Veremos también a María, nuestra Madre bienamada.
Para nosotros, sus
hijos, ¡qué felicidad, qué gloria, rodear su trono, cantar sus alabanzas,
contemplar sus rasgos, oír su voz!
Después, en el
Cielo, volveremos a ver a nuestros padres, a nuestros amigos que nos han
precedido en la Patria y esta beatitud no dejará lugar a ningún deseo; tan
completa será. Nadie podrá arrebatárnosla; los días sucederán a los días, los
años a los años, los siglos a los siglos y la eternidad no hará más que
comenzar.
EJEMPLOS. – San
Agustín había hablado tan frecuentemente a su pueblo de Hipona del reino de los
cielos, que habiéndosele dicho, a este pueblo: “Supongamos que Dios os
prometiera vivir cien años, mil años aun, en la abundancia de todos los bienes
de la tierra, mas a condición de no reinar jamás con Él”... un grito se elevó
en toda la asamblea: ¡que todo perezca y nos quede Dios!
Tales son los
sentimientos que deberían animar a todos los cristianos y nosotros los
encontramos en el alma simple y recta de un pobre obrero que hemos conocido:
Esteban Carrete perdió a su esposa cuando sus hijos se hallaban en la primera
infancia. Después de largos años de penosa labor para educar a su numerosa
familia, llegó a una extrema vejez sin ningún recurso. No podía trabajar más y
sus hijos no lo ayudaban sino en forma insuficiente.
Casi continuamente
enfermo, solo, abandonado, parecía no obstante, verdaderamente feliz, sus
rasgos denotaban calma, alegría y cuando le preguntaban qué necesitaba,
respondía invariablemente:
“Aquí abajo, nada,
pues no deseo más que el Cielo”. Y ese hombre sin instrucción hablaba entonces
de la felicidad que le esperaba después de su muerte, con un ardor, una fe y,
¿por qué no decirlo? , con una elocuencia que sorprendía a las personas que lo
visitaban.
“El Cielo, decía,
es la patria, el gozo de Dios, es allí donde reinaremos durante la eternidad.

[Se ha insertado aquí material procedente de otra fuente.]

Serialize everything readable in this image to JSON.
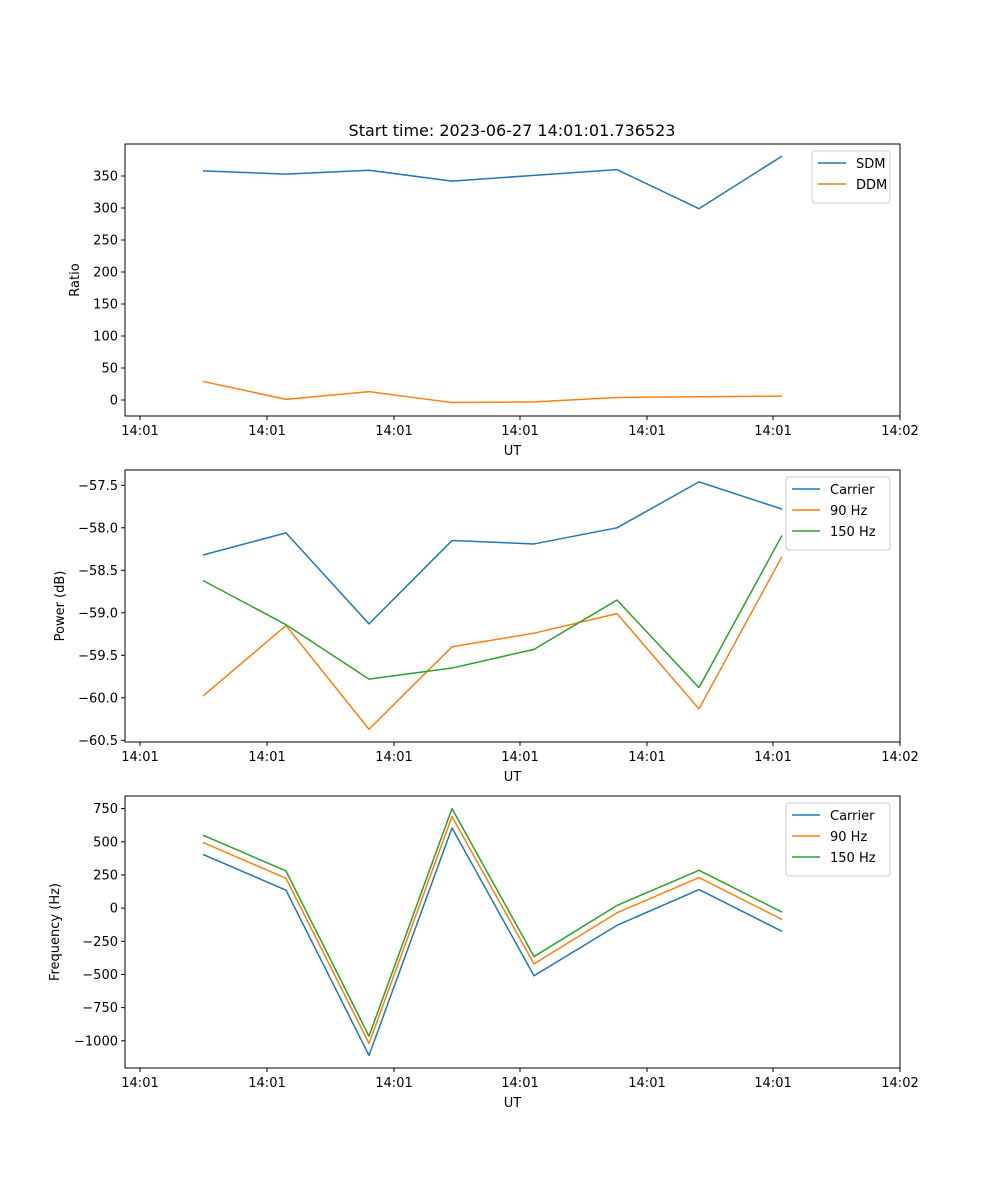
{
  "figure_title": "Start time: 2023-06-27 14:01:01.736523",
  "chart_data": [
    {
      "type": "line",
      "title": "Start time: 2023-06-27 14:01:01.736523",
      "xlabel": "UT",
      "ylabel": "Ratio",
      "x_tick_labels": [
        "14:01",
        "14:01",
        "14:01",
        "14:01",
        "14:01",
        "14:01",
        "14:02"
      ],
      "y_ticks": [
        0,
        50,
        100,
        150,
        200,
        250,
        300,
        350
      ],
      "y_tick_labels": [
        "0",
        "50",
        "100",
        "150",
        "200",
        "250",
        "300",
        "350"
      ],
      "ylim": [
        -25,
        400
      ],
      "grid": false,
      "legend": "top-right",
      "series": [
        {
          "name": "SDM",
          "color": "#1f77b4",
          "values": [
            358,
            353,
            359,
            342,
            351,
            360,
            299,
            381
          ]
        },
        {
          "name": "DDM",
          "color": "#ff7f0e",
          "values": [
            29,
            1,
            13,
            -4,
            -3,
            4,
            5,
            6
          ]
        }
      ]
    },
    {
      "type": "line",
      "title": "",
      "xlabel": "UT",
      "ylabel": "Power (dB)",
      "x_tick_labels": [
        "14:01",
        "14:01",
        "14:01",
        "14:01",
        "14:01",
        "14:01",
        "14:02"
      ],
      "y_ticks": [
        -60.5,
        -60.0,
        -59.5,
        -59.0,
        -58.5,
        -58.0,
        -57.5
      ],
      "y_tick_labels": [
        "−60.5",
        "−60.0",
        "−59.5",
        "−59.0",
        "−58.5",
        "−58.0",
        "−57.5"
      ],
      "ylim": [
        -60.52,
        -57.32
      ],
      "grid": false,
      "legend": "top-right",
      "series": [
        {
          "name": "Carrier",
          "color": "#1f77b4",
          "values": [
            -58.32,
            -58.06,
            -59.13,
            -58.15,
            -58.19,
            -58.0,
            -57.46,
            -57.78
          ]
        },
        {
          "name": "90 Hz",
          "color": "#ff7f0e",
          "values": [
            -59.98,
            -59.15,
            -60.37,
            -59.4,
            -59.24,
            -59.01,
            -60.13,
            -58.34
          ]
        },
        {
          "name": "150 Hz",
          "color": "#2ca02c",
          "values": [
            -58.62,
            -59.14,
            -59.78,
            -59.65,
            -59.43,
            -58.85,
            -59.88,
            -58.09
          ]
        }
      ]
    },
    {
      "type": "line",
      "title": "",
      "xlabel": "UT",
      "ylabel": "Frequency (Hz)",
      "x_tick_labels": [
        "14:01",
        "14:01",
        "14:01",
        "14:01",
        "14:01",
        "14:01",
        "14:02"
      ],
      "y_ticks": [
        -1000,
        -750,
        -500,
        -250,
        0,
        250,
        500,
        750
      ],
      "y_tick_labels": [
        "−1000",
        "−750",
        "−500",
        "−250",
        "0",
        "250",
        "500",
        "750"
      ],
      "ylim": [
        -1205,
        845
      ],
      "grid": false,
      "legend": "top-right",
      "series": [
        {
          "name": "Carrier",
          "color": "#1f77b4",
          "values": [
            405,
            135,
            -1110,
            605,
            -510,
            -130,
            140,
            -175
          ]
        },
        {
          "name": "90 Hz",
          "color": "#ff7f0e",
          "values": [
            495,
            225,
            -1020,
            690,
            -420,
            -35,
            230,
            -85
          ]
        },
        {
          "name": "150 Hz",
          "color": "#2ca02c",
          "values": [
            550,
            280,
            -965,
            750,
            -365,
            20,
            285,
            -30
          ]
        }
      ]
    }
  ]
}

Yo, tan pequeño, tan pobre, tan desconocido, entraré pronto en posesión de esa
felicidad, de esa gloria de la cual no podemos siquiera formarnos una idea”.
“¡Oh, cómo Dios es
bueno, repetía frecuentemente, de haber preparado tan magnífica recompensa a
los elegidos!”
PLEGARIA DEL
BIENAVENTURADO LUIS DE GRANADA. – Os suplicamos, ¡oh Madre nuestra! tomarnos
bajo vuestra protección y defender nuestra causa ante el tribunal de vuestro
Hijo bien amado, a fin de que cuando Él juzgue a los vivos y a los muertos,
seamos libertados por vuestra intercesión, de la muerte eterna y colocados a su
diestra, en compañía de aquellos que deben reinar con Él por los siglos de los
siglos. Así sea.
PROPÓSITO. – Me consolaré de las penas y tristezas de
esta vida, con el pensamiento del Cielo.
JACULATORIA. –
María, Puerta del Cielo, rogad por nosotros.
PLEGARIA DE SAN
BERNARDO, PARA TODOS LOS DÍAS. – Acordaos, ¡oh piadosísima Virgen María, que
jamás se ha oído decir que ninguno de aquellos que han acudido a vuestra
protección e implorado vuestro socorro, haya sido abandonado. Animado con tal
confianza, acudo a Vos ¡oh dulce Virgen de las vírgenes! me refugio a vuestros
pies, gimiendo bajo el peso de mis pecados. No despreciéis, ¡oh Madre del
Verbo!, mis humildes plegarias; antes bien, oídlas benignamente y cumplidlas.
Así sea.
JACULATORIA. – Oh
María, sin pecado concebida, rogad por nosotros que recurrimos a Vos.